With courts shuttered for several months, COVID-19 has exacerbated New Jersey’s existing legal logjam. The number of backlogged cases this May was 153 higher than May 2019, according to the Administrative Office of the Courts.

With court cases proceeding slowly, litigants are understandably looking at other options. For some, mediation and arbitration can provide a solution, as they allow cases to be resolved outside the courtroom. However, before choosing to proceed with either dispute resolution alternative, it is important to fully understand how it will impact your legal rights.

Arbitration

In arbitration, a neutral individual or group of individuals (either an arbitrator or an arbitration panel) is appointed to resolve the dispute. In some cases, the parties can select arbitrators who subject matter experts that are knowledgeable about complex areas of law, such as intellectual property, insurance, or securities law.

Arbitration generally proceeds more quickly than court proceedings and, therefore, is often less costly. Like a court proceeding, arbitration generally involves hearings and the submission of documents. However, it has its own set of rules, which are generally much less formal than court proceedings. Unlike mediation, it is important to note that the arbitrator’s decision is generally final and binding on the parties.  That, of course, means there is usually no appeal from an arbitrator’s decision. If a party believes the decision is improper, arbitrary, or fails to follow applicable law, it is nevertheless stuck with that decision.

Mediation

In mediation, a neutral third party is called on to help negotiate the differences in the parties’ positions in order to lead to settlement of all or some of the issues in dispute. Unlike a judge or jury, the role of the mediator is to help the parties find common ground rather than make any binding decision regarding the dispute.

Mediation is fairly informal. During mediation, the parties and their counsel typically have the opportunity to meet privately with the mediator. During these sessions, you can clarify issues and answer questions that the mediator may have about your positions.  While a court is limited to determining ultimate relief, i.e., liability and damages, mediators are free to propose creative solutions.

While mediation is not binding upon the parties, statistics show that about 80 percent of claims mediated in the federal courts ultimately settle. Even when mediation is not successful at fully resolving the case, it can often narrow the issues that remain in dispute and require court resolution.

Advantages of Alternative Dispute Resolution

Both mediation and arbitration are forms of alternative dispute resolution (ADR), as they are an alternative to traditional court proceedings. Prior to COVID-19, ADR had some advantages over litigation. Below are several that are even more relevant today:

  • Less Time and Money: ADR is almost always less costly and time-consuming than going to trial. This is particularly true for complex cases involving complicated issues and/or multiple parties.
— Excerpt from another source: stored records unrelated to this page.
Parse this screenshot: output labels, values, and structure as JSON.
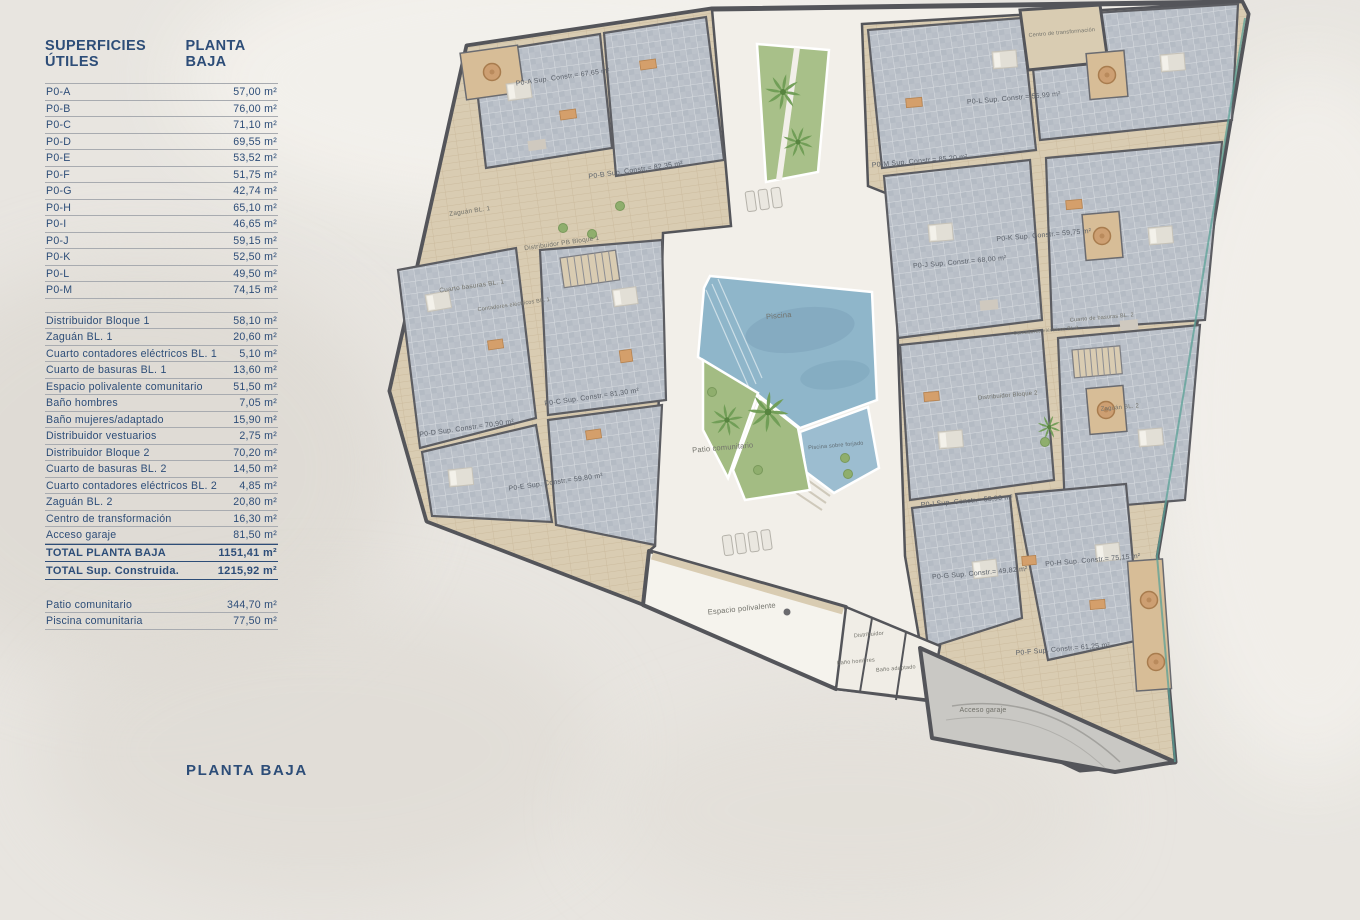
{
  "panel": {
    "title_left": "SUPERFICIES ÚTILES",
    "title_right": "PLANTA BAJA",
    "unit_rows": [
      {
        "label": "P0-A",
        "value": "57,00 m²"
      },
      {
        "label": "P0-B",
        "value": "76,00 m²"
      },
      {
        "label": "P0-C",
        "value": "71,10 m²"
      },
      {
        "label": "P0-D",
        "value": "69,55 m²"
      },
      {
        "label": "P0-E",
        "value": "53,52 m²"
      },
      {
        "label": "P0-F",
        "value": "51,75 m²"
      },
      {
        "label": "P0-G",
        "value": "42,74 m²"
      },
      {
        "label": "P0-H",
        "value": "65,10 m²"
      },
      {
        "label": "P0-I",
        "value": "46,65 m²"
      },
      {
        "label": "P0-J",
        "value": "59,15 m²"
      },
      {
        "label": "P0-K",
        "value": "52,50 m²"
      },
      {
        "label": "P0-L",
        "value": "49,50 m²"
      },
      {
        "label": "P0-M",
        "value": "74,15 m²"
      }
    ],
    "common_rows": [
      {
        "label": "Distribuidor Bloque 1",
        "value": "58,10 m²"
      },
      {
        "label": "Zaguán BL. 1",
        "value": "20,60 m²"
      },
      {
        "label": "Cuarto contadores eléctricos BL. 1",
        "value": "5,10 m²"
      },
      {
        "label": "Cuarto de basuras BL. 1",
        "value": "13,60 m²"
      },
      {
        "label": "Espacio polivalente comunitario",
        "value": "51,50 m²"
      },
      {
        "label": "Baño hombres",
        "value": "7,05 m²"
      },
      {
        "label": "Baño mujeres/adaptado",
        "value": "15,90 m²"
      },
      {
        "label": "Distribuidor vestuarios",
        "value": "2,75 m²"
      },
      {
        "label": "Distribuidor Bloque 2",
        "value": "70,20 m²"
      },
      {
        "label": "Cuarto de basuras BL. 2",
        "value": "14,50 m²"
      },
      {
        "label": "Cuarto contadores eléctricos BL. 2",
        "value": "4,85 m²"
      },
      {
        "label": "Zaguán BL. 2",
        "value": "20,80 m²"
      },
      {
        "label": "Centro de transformación",
        "value": "16,30 m²"
      },
      {
        "label": "Acceso garaje",
        "value": "81,50 m²"
      }
    ],
    "total_rows": {
      "planta": {
        "label": "TOTAL PLANTA BAJA",
        "value": "1151,41 m²"
      },
      "construida": {
        "label": "TOTAL Sup. Construida.",
        "value": "1215,92 m²"
      }
    },
    "outdoor_rows": [
      {
        "label": "Patio comunitario",
        "value": "344,70 m²"
      },
      {
        "label": "Piscina comunitaria",
        "value": "77,50 m²"
      }
    ]
  },
  "footer": {
    "caption": "PLANTA BAJA"
  },
  "plan": {
    "apartments": [
      {
        "code": "P0-A",
        "label": "P0-A Sup. Constr.= 67,65 m²"
      },
      {
        "code": "P0-B",
        "label": "P0-B Sup. Constr.= 82,35 m²"
      },
      {
        "code": "P0-C",
        "label": "P0-C Sup. Constr.= 81,30 m²"
      },
      {
        "code": "P0-D",
        "label": "P0-D Sup. Constr.= 70,90 m²"
      },
      {
        "code": "P0-E",
        "label": "P0-E Sup. Constr.= 59,80 m²"
      },
      {
        "code": "P0-F",
        "label": "P0-F Sup. Constr.= 61,25 m²"
      },
      {
        "code": "P0-G",
        "label": "P0-G Sup. Constr.= 49,82 m²"
      },
      {
        "code": "P0-H",
        "label": "P0-H Sup. Constr.= 75,15 m²"
      },
      {
        "code": "P0-I",
        "label": "P0-I Sup. Constr.= 53,90 m²"
      },
      {
        "code": "P0-J",
        "label": "P0-J Sup. Constr.= 68,00 m²"
      },
      {
        "code": "P0-K",
        "label": "P0-K Sup. Constr.= 59,75 m²"
      },
      {
        "code": "P0-L",
        "label": "P0-L Sup. Constr.= 55,99 m²"
      },
      {
        "code": "P0-M",
        "label": "P0-M Sup. Constr.= 85,20 m²"
      }
    ],
    "rooms": {
      "zaguan_bl1": "Zaguán BL. 1",
      "distribuidor_pb_bloque1": "Distribuidor PB Bloque 1",
      "cuarto_basuras_bl1": "Cuarto basuras BL. 1",
      "contadores_bl1": "Contadores eléctricos BL. 1",
      "piscina": "Piscina",
      "patio_comunitario": "Patio comunitario",
      "piscina_sobre": "Piscina sobre forjado",
      "espacio_polivalente": "Espacio polivalente",
      "distribuidor": "Distribuidor",
      "bano_hombres": "Baño hombres",
      "bano_adaptado": "Baño adaptado",
      "acceso_garaje": "Acceso garaje",
      "centro_transformacion": "Centro de transformación",
      "cuarto_basuras_bl2": "Cuarto de basuras BL. 2",
      "contadores_bl2": "Contadores eléctricos BL.2",
      "distribuidor_bloque2": "Distribuidor Bloque 2",
      "zaguan_bl2": "Zaguán BL. 2"
    }
  },
  "colors": {
    "navy_text": "#2d4d78",
    "paper": "#e8e5e0",
    "corridor_tan": "#d9ccb2",
    "apartment_gray": "#bcc2ca",
    "wall_dark": "#54555a",
    "pool_blue": "#8fb6ca",
    "green_garden": "#a3bc83",
    "garage_gray": "#c9c8c4",
    "balcony_tan": "#d7bd97",
    "boundary_teal": "#5ba197"
  }
}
With businesses closely monitoring expenses during the ongoing economic slowdown, ADR can be an attractive option.
  • Use of Technology: Unlike courts who have been forced to quickly embrace technology, ADR was already using video conferencing and tools to conduct proceedings remotely. As a result, the processes have been well-tested and refined. 
  • Confidentiality: Court cases, judgments, and opinions are generally public records. ADR generally allows the parties to maintain the confidentiality of the proceedings, which can help litigants avoid media attention regarding their legal matters and resolve claims without harming their brand or reputation.
  • Reduced Risk: Putting your fate in the hands of a judge or jury is always a gamble. In complex commercial cases, the parties run the risk that the decision-maker will not fully grasp the claims/defenses they have raised and award a much higher verdict than is warranted. ADR allows the parties to have greater control over the outcome, whether it is selecting the arbitrator or working with a mediator to settle the case.
  • Preservation of Business Relationships: Litigation can be contentious and often destroys the strongest business relationships. ADR, particularly mediation, can preserve those relationships by encouraging the parties to work together to find a mutually-beneficial resolution. In these tough economic times, it can be particularly beneficial to maintain existing business partnerships.

Despite the benefits discussed above, ADR isn’t the best fit for resolving every complex commercial matter. Accordingly, it is important for clients and their counsel to carefully evaluate the risks and benefits of each course of action.